El Estatuto de los Trabajadores y el consenso
EL TIRA y afloja de las negociaciones entre UCD y PSOE, por un lado, y el PCE, por otro, en los pasillos del Congreso, mientras se debate, en sesión plenaria, el Estatuto de los Trabajadores, no resulta fácilmente comprensible si se hace abstracción del complicado contexto político en que se desarrolla. Las discrepancias de los comunistas a propósito del texto parcialmente consensuado entre centristas y socialistas tienen, en no pocos casos, razonado fundamento. Pero no es esta la primera vez, ni tampoco será la última, en que el grupo parlamentario presidido por el señor Carrillo ve frustrada su iniciativa legislativa y ha de optar entre una defensa testimonial de su programa máximo y un acercamiento realista a lo que resulte posible en unas Cortes dominadas por UCD y por el PSOE, en las que los comunistas ocupan un 7% de los escaños en el Congreso y ningún asiento en el Senado. Lo notable, y lo nuevo, en este caso, ha sido la dramática presentación del PCE de sus diferencias y la mitificación de la legislación laboral del franquismo mediante una interpretación exclusivamente literal de sus disposiciones. Por último, abierto contraste entre la postura de la Comisión de Trabajo de los diputados comunistas y los elogiables esfuerzos desplegados por los líderes parlamentarios del PCE durante el Pleno, para suavizar discrepancias y acortar distancias con el Gobierno y con el PSOE, tampoco resultaría comprensible fuera del marco general del actual momento político.La etapa prolongada, y la historia dirá si también inevitable, del consenso constitucional entre UCD, PCE y PSOE, al que también fue parcialmente incorporada AP, ha malacostumbrado tal vez a los ciudadanos y, desde luego, a la nueva clase política. El aferramiento a la deformación consensual de la vida parlamentaria es comprensible en el PCE, cuyas posibilidades de acceder al Gobierno son remotas, pero denota en UCD un claro temor a asumir las responsabilidades del poder, y en el PSOE, una cierta desconfianza sobre las posibilidades de su proyecto autónomo y una irrefrenable atracción por las andaderas del coalicionismo.

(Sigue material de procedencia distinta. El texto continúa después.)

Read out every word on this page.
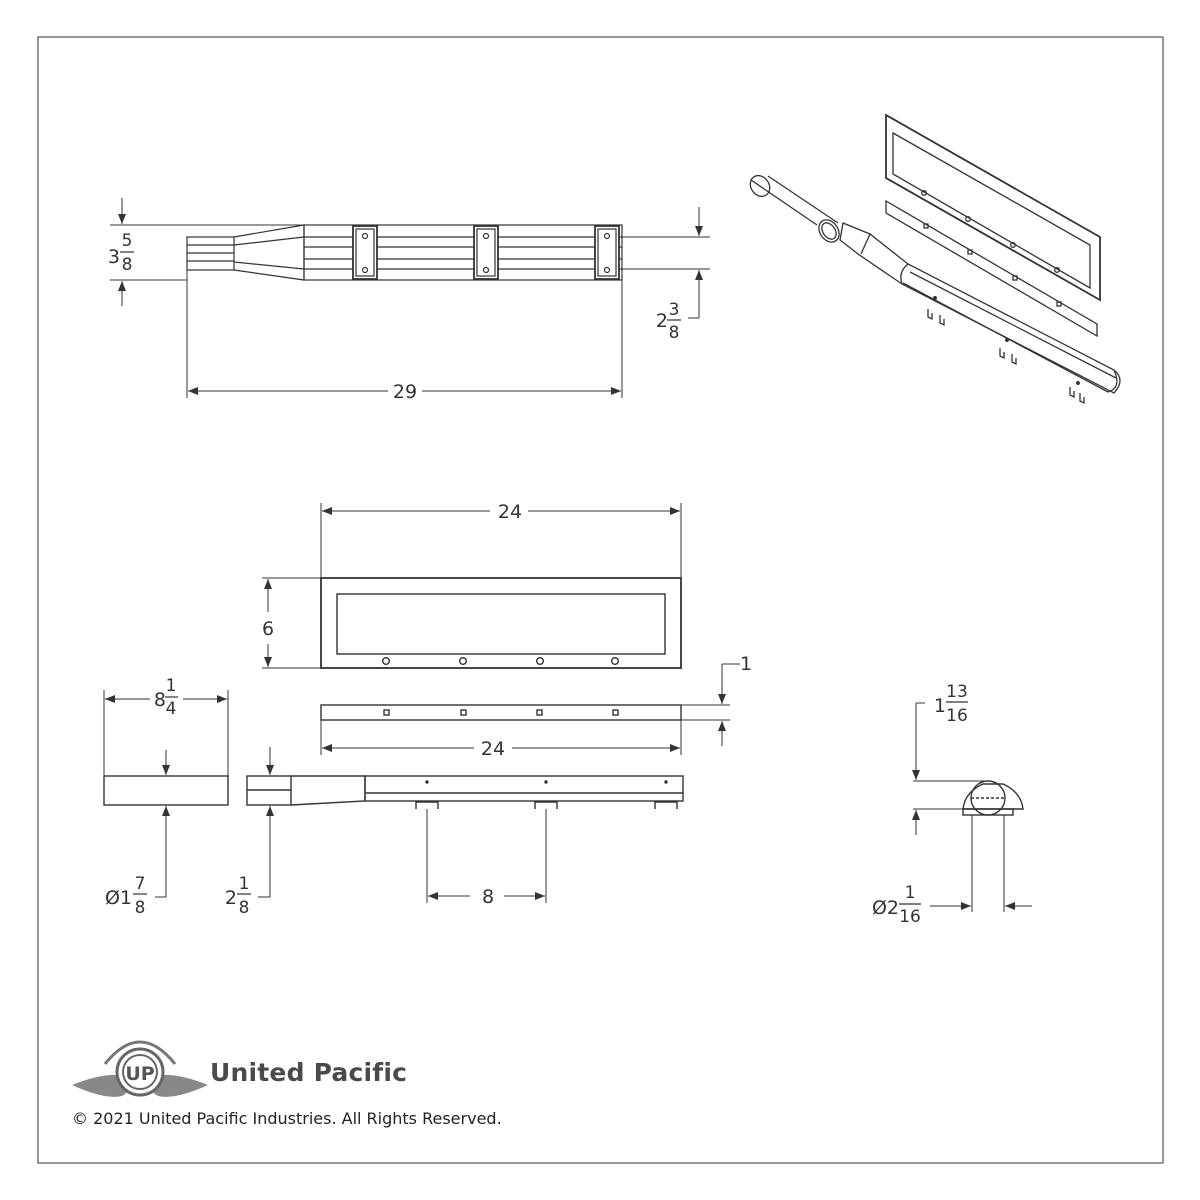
3
5
8
2 3
8
29
24
6
1
24
8
1
4
Ø1
7
8	2
1
8	8
1
13
16
Ø2
1
16
UP United Pacific
© 2021 United Pacific Industries. All Rights Reserved.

La consecuencia es que la desescalada consensual se está realizando de forma gradual, parcial y discriminadora. El Gobierno sigue contando con el PSOE, para la negociación de importantes leyes orgánicas y para la adopción de otras decisiones de alta política. Coalición Democrática, la Minoría Catalana y el PNV juntan en ocasiones sus votos con UCD en las comisiones y en los plenos. Hasta los andalucistas tocaron cuero en el partido, al apoyar la investidura del señor Suárez. En esta etapa de consensos parciales y menores, que sucede al período del «gran consenso », el PCE ha sido el único verdaderamente descolgado. En la actual legislatura, sólo el Estatuto catalán y vasco y los suplicatorios de los señores Monzón y Letamendía han dado ocasión a los parlamentarios comunistas para unir sus votos, sin reticencias ni protestas, a la mayoría. Las tentativas de aislar al PCE, activamente impulsadas por UCD y pasivamente toleradas por el PSOE, son, con independencia de que unos las consideren una catástrofe y otros una bendición, un dato objetivo y verificable.
¿Qué decir de esa estrategia evidente del Gobierno y de los esfuerzos de Carrillo, también palmarios, por contrarrestarla? La renuncia al consenso no sería aconsejable en las leyes orgánicas de desarrollo constitucional; y no hay razón para excluir de esos acuerdos a los comunistas, activos y entusiastas participantes de la elaboración y aprobación de la Constitución. Sin embargo, la continuada expansión de la marea negra del abstencionismo, fruto del tedio político y del desencanto democrático, tiene mucho que ver con las dificultades de los ciudadanos para distinguir entre múltiples opciones agolpadas en un mismo espacio político. Las pasadas elecciones en Portugal, todavía más castigado que España por la crisis económica y por el desánimo, pero dirigido por una clase política mucho más competente y respetuosa en sus principios, han registrado, en cambio, una elevadísima participación en las urnas, explicable en buena parte por la claridad y autenticidad de la confrontación entre los partidos. La transformación de nuestro panorama de forma tal que la mayoría y la minoría de hoy, que pueden ser mañana la minoría y la mayoría, dinamizaran la vida pública, sin congelarla en la indistinta grisura de una especie de Movimiento Nacional democrático, pero sin romperla, según los lineamientos de una guerra civil incoada, sería probablemente la única manera de sacar de la atonía, la incredulidad y la indiferencia a nuestros ciudadanos.